How pricing, personalization & performance help beat retail uncertainty
2026 is shaping up to be another hard-to-predict year for retailers, but strategies and solutions exist to mitigate any unexpected issues.
As evidenced by numerous conversations at the recent NRF 2026: Retail’s Big Show, the retail industry is starting the new year in a bit of a holding pattern from 2025 in terms of overall outlook. Uncertainties and disruptions loom in areas such as consumer spending, inflation, tariffs, and supply chain.
While there is no way to fully prepare for the impact of shocks to the industry from larger outside forces, retailers can greatly enhance their ability to survive and even thrive in the face of crisis by leveraging the "Three Ps" of pricing, personalization and performance.
Let’s take a closer look at each of these Three Ps:
Pricing
Thanks to the emergence of agentic AI shopping assistants that can quickly scour the Internet for the best prices and even automatically make purchases based on parameters such as lowest cost, the need for competitive pricing is more urgent than ever.
To ensure that they can offer consumers the lowest price possible while also maintaining margins, retailers need to shift from traditional manual pricing practices to optimized workflows that granularly manage prices at levels such as product, category and key value item group.
This helps not only keep prices competitive, but also to better set initial price levels to minimize markdowns as well as inventory backlogs. Retailers should also investigate solutions and strategies that enable dynamic pricing – the practice of businesses adjusting prices up or down to account for supply and demand factors that can include supply chain disruptions as well as weather events.
However, retailers would be wise to avoid any overt use of "surge pricing" – or conspicuous increasing of prices during peak demand periods – as consumers have generally negative views of this type of dynamic pricing.
Another way retailers can adapt their pricing practices to unexpected social, political or economic developments is by intelligently tailoring and combining price offers, which leads to the second P…
Personalization
No matter how good a retailer’s pricing optimization program is, they cannot always be the price leader for every product in every category. However, low price is not the only motivator retailers can offer to encourage consumer purchases.
A strong personalization program goes a long way toward driving repeat visits and purchases and maintaining customer loyalty. Especially in an era when many consumers feel uncertain about their personal finances and broader macroeconomic issues, offers targeted to their specific purchase history, interests and behavioral patterns can resonate.

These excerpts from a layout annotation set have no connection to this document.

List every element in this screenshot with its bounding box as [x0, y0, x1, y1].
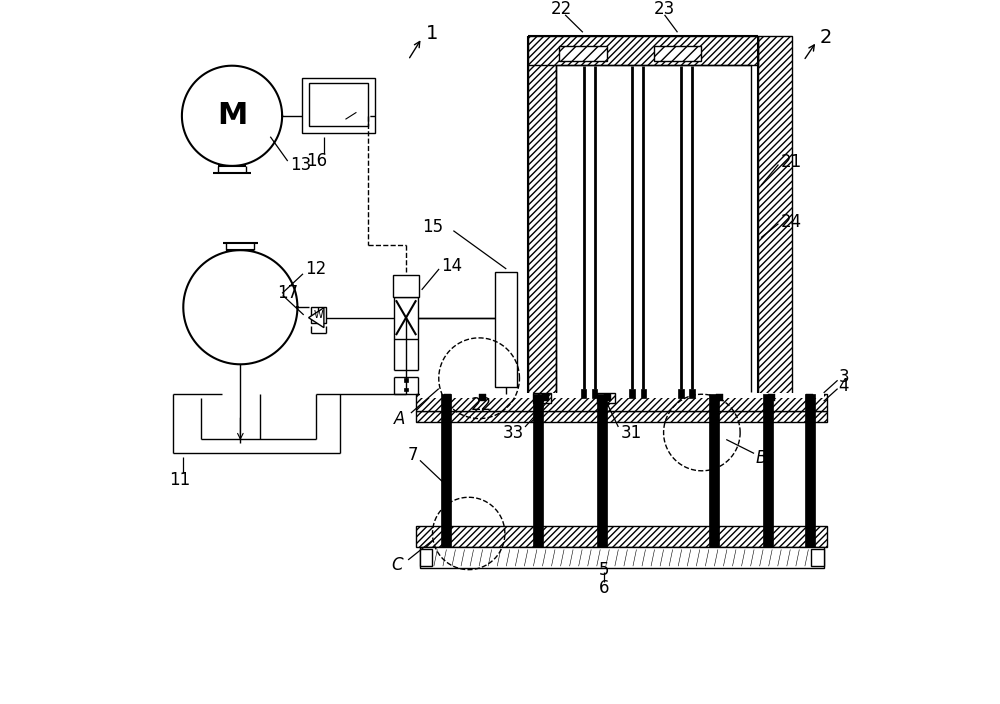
- Text: 2: 2: [820, 27, 832, 46]
- Bar: [441, 394, 451, 422]
- Bar: [768, 394, 775, 401]
- Text: 1: 1: [426, 24, 438, 43]
- Bar: [393, 275, 419, 297]
- Bar: [479, 394, 486, 401]
- Text: 3: 3: [838, 368, 849, 386]
- Bar: [528, 36, 758, 65]
- Bar: [597, 394, 607, 422]
- Bar: [311, 307, 326, 322]
- Bar: [559, 46, 607, 61]
- Bar: [441, 422, 451, 548]
- Bar: [805, 422, 815, 548]
- Bar: [302, 77, 375, 133]
- Bar: [495, 272, 517, 387]
- Bar: [805, 394, 815, 422]
- Text: A: A: [394, 410, 405, 427]
- Text: M: M: [217, 101, 247, 130]
- Text: 31: 31: [620, 424, 642, 441]
- Bar: [404, 388, 408, 391]
- Text: 4: 4: [838, 377, 849, 395]
- Polygon shape: [309, 308, 324, 327]
- Bar: [416, 394, 827, 411]
- Bar: [394, 297, 418, 339]
- Bar: [811, 549, 824, 566]
- Bar: [404, 378, 408, 382]
- Bar: [444, 394, 451, 401]
- Bar: [806, 394, 813, 401]
- Bar: [597, 393, 615, 403]
- Text: 23: 23: [654, 0, 675, 18]
- Bar: [416, 411, 827, 422]
- Text: 12: 12: [305, 260, 326, 278]
- Text: 16: 16: [306, 152, 327, 170]
- Bar: [592, 389, 597, 398]
- Text: 6: 6: [599, 579, 610, 597]
- Bar: [597, 422, 607, 548]
- Bar: [533, 422, 543, 548]
- Text: 5: 5: [599, 560, 610, 579]
- Bar: [604, 394, 611, 401]
- Bar: [581, 389, 586, 398]
- Text: 15: 15: [422, 218, 443, 236]
- Text: 24: 24: [781, 213, 802, 232]
- Text: 7: 7: [407, 446, 418, 465]
- Text: 22: 22: [470, 396, 492, 414]
- Bar: [678, 389, 684, 398]
- Bar: [709, 422, 719, 548]
- Bar: [763, 422, 773, 548]
- Bar: [533, 393, 551, 403]
- Text: 14: 14: [441, 257, 462, 275]
- Text: 33: 33: [502, 424, 524, 441]
- Bar: [716, 394, 723, 401]
- Text: B: B: [755, 448, 767, 467]
- Bar: [758, 36, 792, 398]
- Bar: [654, 46, 701, 61]
- Bar: [533, 394, 543, 422]
- Text: 21: 21: [781, 153, 802, 172]
- Bar: [416, 527, 827, 548]
- Bar: [542, 394, 549, 401]
- Bar: [709, 394, 719, 422]
- Bar: [641, 389, 646, 398]
- Bar: [528, 36, 556, 398]
- Text: 17: 17: [277, 284, 298, 301]
- Bar: [309, 83, 368, 126]
- Text: 11: 11: [169, 471, 190, 489]
- Text: 13: 13: [290, 156, 311, 173]
- Bar: [689, 389, 695, 398]
- Bar: [420, 393, 824, 398]
- Text: W: W: [314, 310, 323, 320]
- Text: 22: 22: [551, 0, 572, 18]
- Bar: [420, 549, 432, 566]
- Text: C: C: [392, 555, 403, 574]
- Bar: [420, 548, 824, 568]
- Bar: [763, 394, 773, 422]
- Bar: [629, 389, 635, 398]
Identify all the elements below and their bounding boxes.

The emergence of AI as both a customer engagement tool and as an analytical solution offers retailers the chance to amplify their personalization efforts considerably. Agentic shopping and customer service tools enable shoppers to describe what they are looking for by event or occasion in conversational language, giving retailers a much deeper understanding of their lifestyles and underlying product needs.
In addition, advanced AI analysis creates the opportunity to mine shopper data at a more granular level than ever before, uncovering previously hidden patterns and tendencies that can be used to help formulate tailored promotions. Retailers can even use AI to personalize the online product descriptions an online shopper sees.
[READ MORE: Survey: Retailers to continue investing in personalization, AI tools]
Performance
Finally, retailers can apply optimization strategies and solutions at the enterprise level to improve overall performance, cutting costs and boosting margins in a time of unpredictable socioeconomic developments.
Performance optimization can encompass everything from automating employee onboarding, training and scheduling, to diversifying sourcing, to eliminating less-than-truckload shipments. Retailers should carefully evaluate their entire enterprise to locate inefficiencies and outdated practices, then deploy modern solutions and processes to replace them.
Late Doors lead vocalist Jim Morrison once sang, "the future’s uncertain and the end is always near." The future for retailers is indeed a bit uncertain, but that doesn’t mean the outlook has to be pessimistic.